Alors que je regardais avec un intérêt décroissant cette avalanche de compliments, je devais sans cesse me rappeler à l'ordre. Si le tout me semblait pénible, je m'imaginais à quel point cela devait l'être pour lui. Désolé pour toi, Xav, ça doit être difficile de servir de vache à lait aux médias.
Pardonnez-moi. Il fallait que ça sorte. Je déteste ce genre d'hystérie euphorique dont sont parfois pris les médias (la nature de la bête, j'imagine). Qu'en est-il du film lui-même après tout cela?
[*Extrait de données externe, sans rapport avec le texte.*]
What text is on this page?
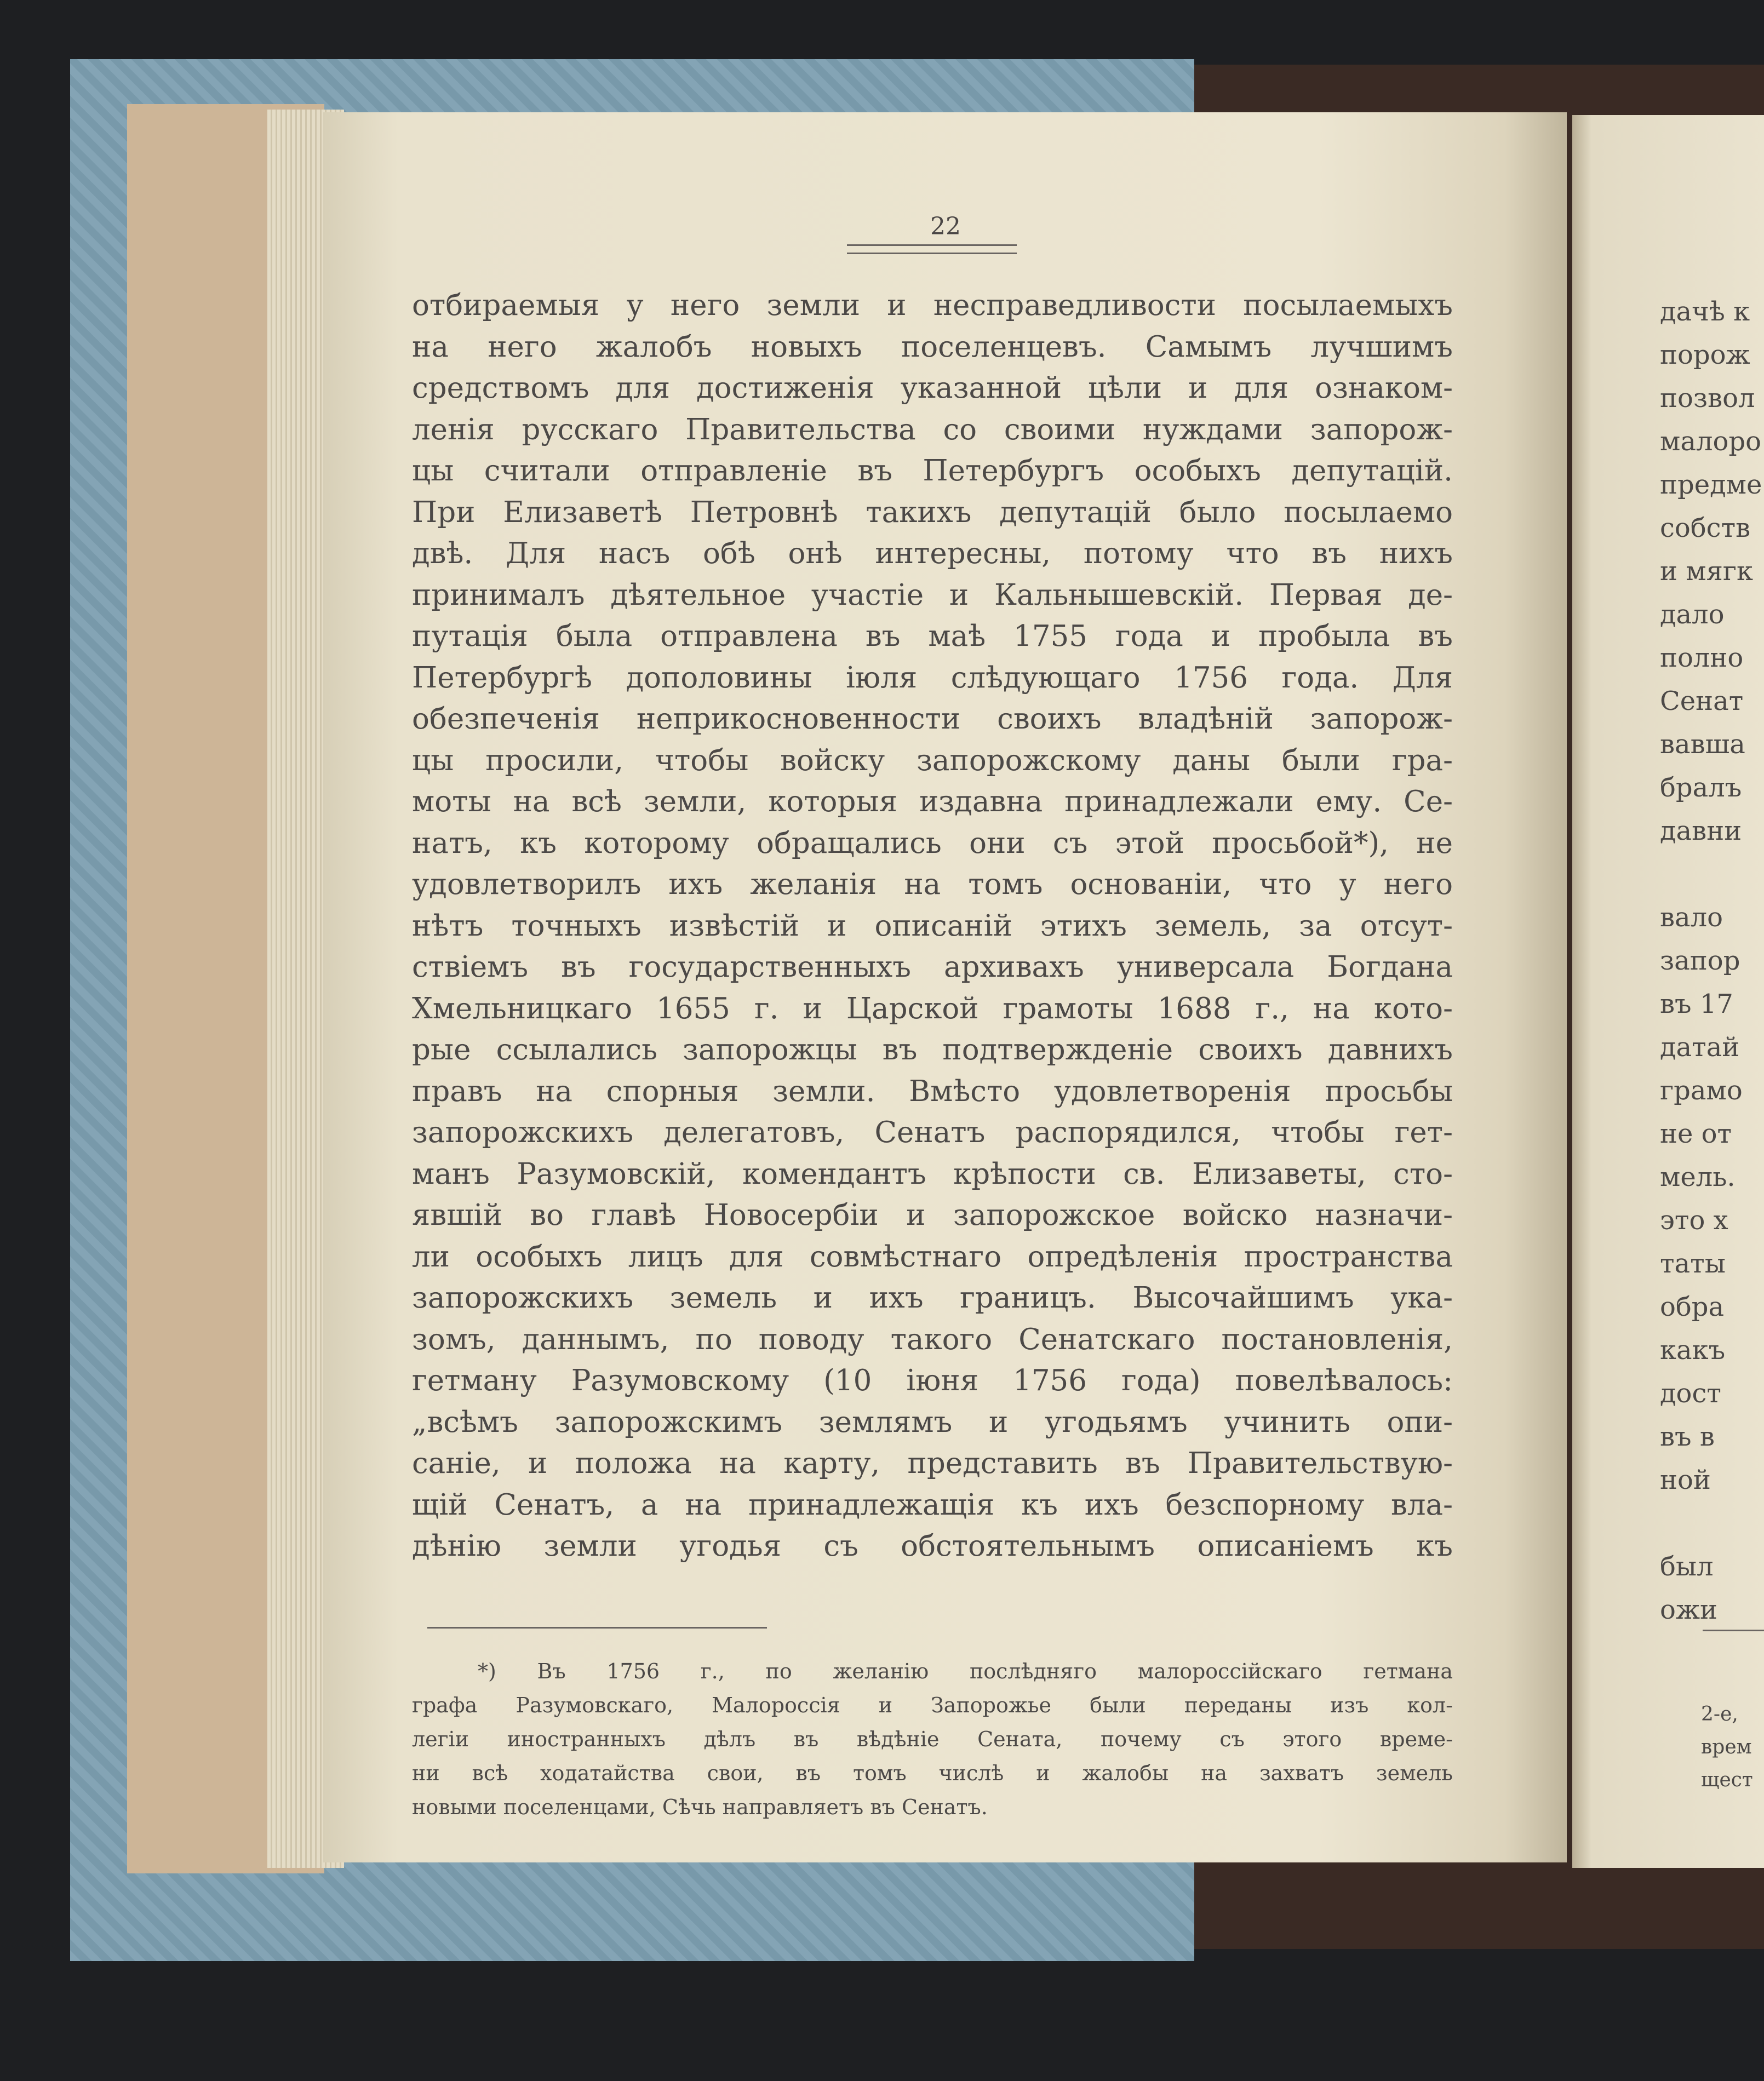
22
отбираемыя у него земли и несправедливости посылаемыхъ
на него жалобъ новыхъ поселенцевъ. Самымъ лучшимъ
средствомъ для достиженія указанной цѣли и для ознаком-
ленія русскаго Правительства со своими нуждами запорож-
цы считали отправленіе въ Петербургъ особыхъ депутацій.
При Елизаветѣ Петровнѣ такихъ депутацій было посылаемо
двѣ. Для насъ обѣ онѣ интересны, потому что въ нихъ
принималъ дѣятельное участіе и Кальнышевскій. Первая де-
путація была отправлена въ маѣ 1755 года и пробыла въ
Петербургѣ дополовины іюля слѣдующаго 1756 года. Для
обезпеченія неприкосновенности своихъ владѣній запорож-
цы просили, чтобы войску запорожскому даны были гра-
моты на всѣ земли, которыя издавна принадлежали ему. Се-
натъ, къ которому обращались они съ этой просьбой*), не
удовлетворилъ ихъ желанія на томъ основаніи, что у него
нѣтъ точныхъ извѣстій и описаній этихъ земель, за отсут-
ствіемъ въ государственныхъ архивахъ универсала Богдана
Хмельницкаго 1655 г. и Царской грамоты 1688 г., на кото-
рые ссылались запорожцы въ подтвержденіе своихъ давнихъ
правъ на спорныя земли. Вмѣсто удовлетворенія просьбы
запорожскихъ делегатовъ, Сенатъ распорядился, чтобы гет-
манъ Разумовскій, комендантъ крѣпости св. Елизаветы, сто-
явшій во главѣ Новосербіи и запорожское войско назначи-
ли особыхъ лицъ для совмѣстнаго опредѣленія пространства
запорожскихъ земель и ихъ границъ. Высочайшимъ ука-
зомъ, даннымъ, по поводу такого Сенатскаго постановленія,
гетману Разумовскому (10 іюня 1756 года) повелѣвалось:
„всѣмъ запорожскимъ землямъ и угодьямъ учинить опи-
саніе, и положа на карту, представить въ Правительствую-
щій Сенатъ, а на принадлежащія къ ихъ безспорному вла-
дѣнію земли угодья съ обстоятельнымъ описаніемъ къ
*) Въ 1756 г., по желанію послѣдняго малороссійскаго гетмана
графа Разумовскаго, Малороссія и Запорожье были переданы изъ кол-
легіи иностранныхъ дѣлъ въ вѣдѣніе Сената, почему съ этого време-
ни всѣ ходатайства свои, въ томъ числѣ и жалобы на захватъ земель
новыми поселенцами, Сѣчь направляетъ въ Сенатъ.
дачѣ к
порож
позвол
малоро
предме
собств
и мягк
дало
полно
Сенат
вавша
бралъ
давни
вало
запор
въ 17
датай
грамо
не от
мель.
это х
таты
обра
какъ
дост
въ в
ной
был
ожи
2-е,
врем
щест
J'ai Tué Ma Mère touchera chez plusieurs une corde sensible. Le film explore deux facettes de la vie d'Hubert Miniel (Dolan): sa relation pour le moins difficile avec sa mère Chantale (Anne Dorval) et son rapport d'incompréhension avec la grande majorité du reste de son entourage. C'est la crise d'adolescence, quoi. Alors qu'on regarde le film, il est difficile de ne pas lui trouver un imposant caractère autobiographique.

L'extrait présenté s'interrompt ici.